Furthermore, the company says that within three years, the price of New Culture mozzarella will parallel that of its conventional counterparts — a milestone accompanied by an anticipated annual production equivalent to more than 14 million pizzas. This scale of production, reducing product costs by eighty percent, keeps the firm on track to meet its cost objectives, having already surpassed its core technical benchmarks for 2023.

New Culture at Pizzeria Mozza
New Culture at Pizzeria Mozza | Courtesy

New Culture is predicting a banner 2024 as it expands its food service operations, particularly more pizza shops.

“We have benefitted from hundreds of cheese and pizza tastings, which have consistently reinforced that New Culture cheese just ‘tastes like cheese’ and is far superior to the plant-based options available on the market,” Gibson says.

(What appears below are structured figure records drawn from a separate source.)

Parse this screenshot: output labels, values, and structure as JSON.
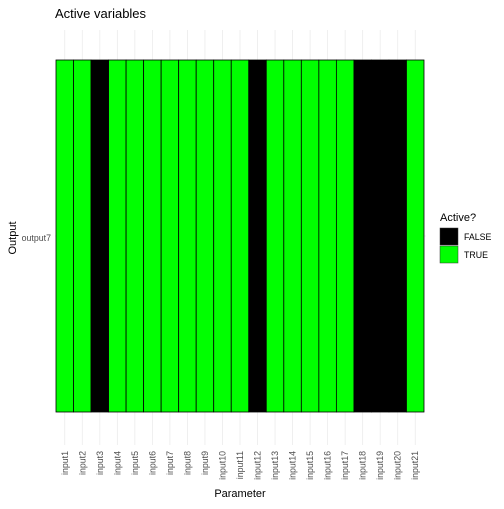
{
  "chart_data": {
    "type": "heatmap",
    "title": "Active variables",
    "xlabel": "Parameter",
    "ylabel": "Output",
    "x": [
      "input1",
      "input2",
      "input3",
      "input4",
      "input5",
      "input6",
      "input7",
      "input8",
      "input9",
      "input10",
      "input11",
      "input12",
      "input13",
      "input14",
      "input15",
      "input16",
      "input17",
      "input18",
      "input19",
      "input20",
      "input21"
    ],
    "y": [
      "output7"
    ],
    "values": [
      [
        true,
        true,
        false,
        true,
        true,
        true,
        true,
        true,
        true,
        true,
        true,
        false,
        true,
        true,
        true,
        true,
        true,
        false,
        false,
        false,
        true
      ]
    ],
    "legend": {
      "title": "Active?",
      "placement": "right",
      "entries": [
        {
          "label": "FALSE",
          "color": "#000000"
        },
        {
          "label": "TRUE",
          "color": "#00FF00"
        }
      ]
    },
    "colors": {
      "true": "#00FF00",
      "false": "#000000",
      "grid": "#EBEBEB",
      "text": "#4D4D4D"
    },
    "grid": true
  }
}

“It is the intersection of the climate crisis, consumer demand, and animal welfare where New Culture is transforming the $154 billion global pizza industry,” he says.

Gibson says consumers are increasingly demanding more sustainable and ethical choices in their diets, and healthier, cleaner options. “Our animal-free innovations are directly addressing these pressing challenges currently facing the food industry,” he says.

“We’re confident that once consumers try a pizza with our cheese they’ll have a hard time going back.”